Berlin - red. - Der DTKV stellt seinen Mitgliedern ein Unterrichtsvertragsmuster zur Verfügung. Vielfach erreichen uns nun die Anfragen, ob der Vertrag bei reinem online-Unterricht weiter seine Gültigkeit behält. Nach Aussage unseres Justiziars Hans-Jürgen Werner ist der Vertrag nicht nichtig, sondern es gibt nur eine Abweichung hinsichtlich Örtlichkeit und evtl. Uhrzeit des Unterrichts. Hier kann eine - auch mündliche - Vertragsanpassung Abhilfe schaffen.

Zwei übereinstimmende Willenserklärungen des Vertraggebers und des Vertragnehmers, hinsichtlich des Unterrichtsortes "Online" zu dem und dem Zeitpunkt heilen den Vertrag. 

Ob Einzelunterricht in den einzelnen Bundesländern inzwischen behördlich wieder erlaubt ist, dazu können am besten die örtlichen Gesundheitsämter Auskunft erteilen, oder wenden sie sich an ihren DTKV-Landesverband.

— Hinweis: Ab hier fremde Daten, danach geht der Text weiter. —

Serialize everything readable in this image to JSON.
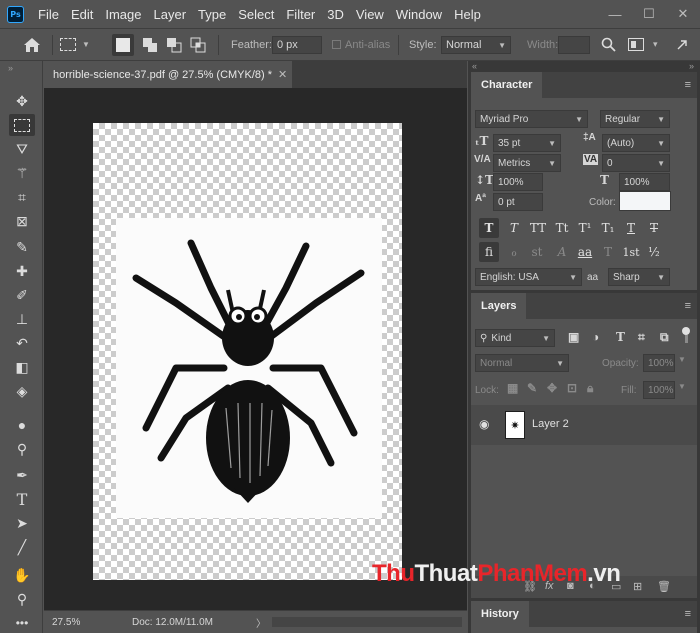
{
  "app": {
    "logo": "Ps"
  },
  "menu": [
    "File",
    "Edit",
    "Image",
    "Layer",
    "Type",
    "Select",
    "Filter",
    "3D",
    "View",
    "Window",
    "Help"
  ],
  "window_controls": {
    "minimize": "—",
    "maximize": "☐",
    "close": "✕"
  },
  "options": {
    "feather_label": "Feather:",
    "feather_value": "0 px",
    "antialias_label": "Anti-alias",
    "style_label": "Style:",
    "style_value": "Normal",
    "width_label": "Width:"
  },
  "document": {
    "tab_title": "horrible-science-37.pdf @ 27.5% (CMYK/8) *",
    "zoom": "27.5%",
    "doc_info": "Doc: 12.0M/11.0M"
  },
  "character": {
    "panel_title": "Character",
    "font_family": "Myriad Pro",
    "font_style": "Regular",
    "size": "35 pt",
    "leading": "(Auto)",
    "kerning": "Metrics",
    "tracking": "0",
    "vertical_scale": "100%",
    "horizontal_scale": "100%",
    "baseline_shift": "0 pt",
    "color_label": "Color:",
    "language": "English: USA",
    "aa_icon": "aa",
    "antialias": "Sharp",
    "type_buttons": [
      "T",
      "T",
      "TT",
      "Tt",
      "T¹",
      "T₁",
      "T",
      "T"
    ],
    "opentype_buttons": [
      "fi",
      "ℴ",
      "st",
      "A",
      "aa",
      "T",
      "1st",
      "½"
    ]
  },
  "layers": {
    "panel_title": "Layers",
    "filter_kind": "Kind",
    "blend_mode": "Normal",
    "opacity_label": "Opacity:",
    "opacity_value": "100%",
    "lock_label": "Lock:",
    "fill_label": "Fill:",
    "fill_value": "100%",
    "layer_name": "Layer 2"
  },
  "history": {
    "panel_title": "History"
  },
  "watermark": {
    "part1": "Thu",
    "part2": "Thuat",
    "part3": "PhanMem",
    "part4": ".vn"
  }
}
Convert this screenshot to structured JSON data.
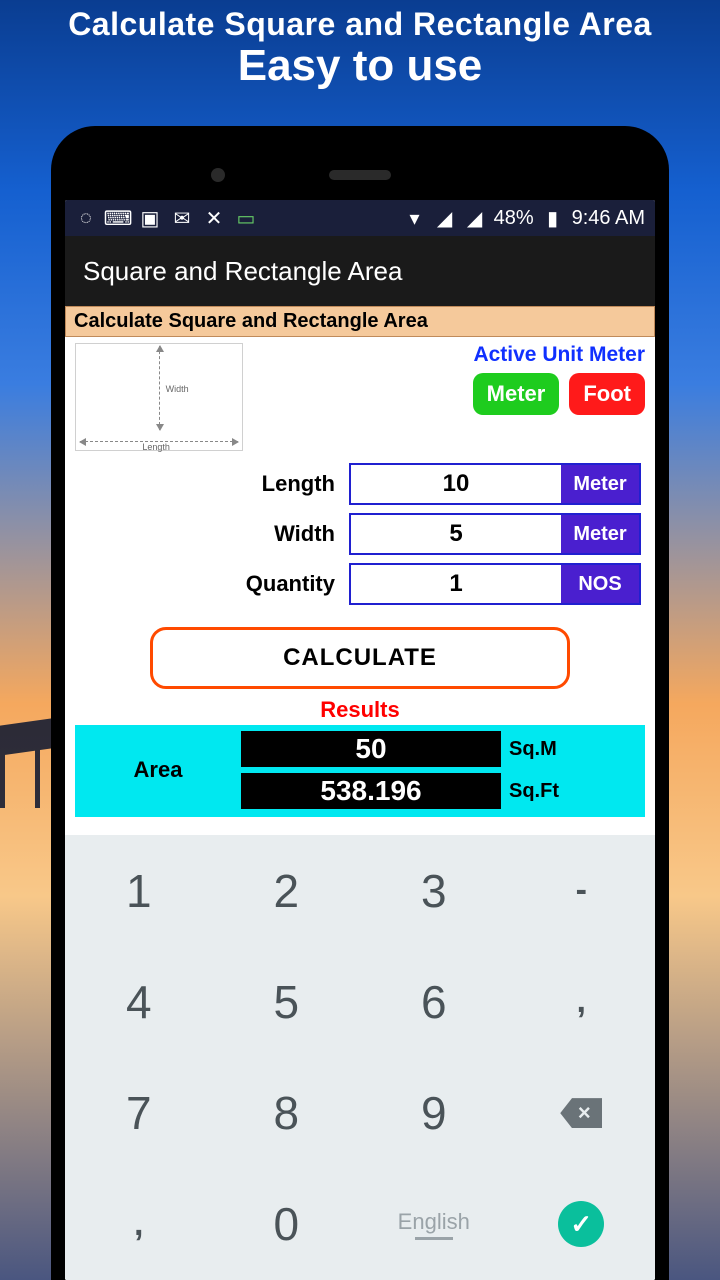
{
  "promo": {
    "line1": "Calculate Square and Rectangle Area",
    "line2": "Easy to use"
  },
  "statusbar": {
    "battery": "48%",
    "time": "9:46 AM"
  },
  "appbar": {
    "title": "Square and Rectangle Area"
  },
  "section": {
    "header": "Calculate Square and Rectangle Area"
  },
  "diagram": {
    "width_label": "Width",
    "length_label": "Length"
  },
  "units": {
    "active_label": "Active Unit Meter",
    "meter": "Meter",
    "foot": "Foot"
  },
  "inputs": {
    "length": {
      "label": "Length",
      "value": "10",
      "unit": "Meter"
    },
    "width": {
      "label": "Width",
      "value": "5",
      "unit": "Meter"
    },
    "qty": {
      "label": "Quantity",
      "value": "1",
      "unit": "NOS"
    }
  },
  "calc_label": "CALCULATE",
  "results": {
    "label": "Results",
    "area_label": "Area",
    "sqm": {
      "value": "50",
      "unit": "Sq.M"
    },
    "sqft": {
      "value": "538.196",
      "unit": "Sq.Ft"
    }
  },
  "keyboard": {
    "rows": [
      [
        "1",
        "2",
        "3",
        "-"
      ],
      [
        "4",
        "5",
        "6",
        ","
      ],
      [
        "7",
        "8",
        "9",
        "backspace"
      ],
      [
        ",",
        "0",
        "English",
        "done"
      ]
    ],
    "lang": "English"
  }
}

Suche des zuständigen Gesundheitsamtes nach Postleitzahlen: https://tools.rki.de/PLZTool/?q=94036

DTKV-Landesverbände

Ekkehard Hessenbruch, Vizepräsident DTKV, äußert sich zur angespannten Situation der Musikpädagog*innen: "Grundsätzlich ist davon auszugehen, dass eine staatliche Entschädigung oder Hilfe, egal von wo sie kommt, immer nur einen Teil dessen ersetzen wird, was unseren freiberuflichen Mitgliedern an Einkünften entgeht, wenn sie jetzt nicht unternehmerisch aktiv werden. Und es ist vor allem ein Gebot der pädagogischen Verantwortung, den Kindern und Jugendlichen gerade jetzt Perspektiven und Ziele zu geben. Deshalb raten wir unseren Miitgliedern, verschiedene Methoden zu entwickeln, um Schülerinnen und Schüler online in einen Workflow zu bringen, der das häusliche Üben vielleicht sogar noch intensiver werden lässt, indem man die Zeitintervalle des Online-Kontakts kürzer wählt und damit eine noch bessere Übe-Kontinuität erzeugt. Wichtig ist, dass die Familien uns jetzt als verlässliche Bildungspartner an ihrer Seite wissen. 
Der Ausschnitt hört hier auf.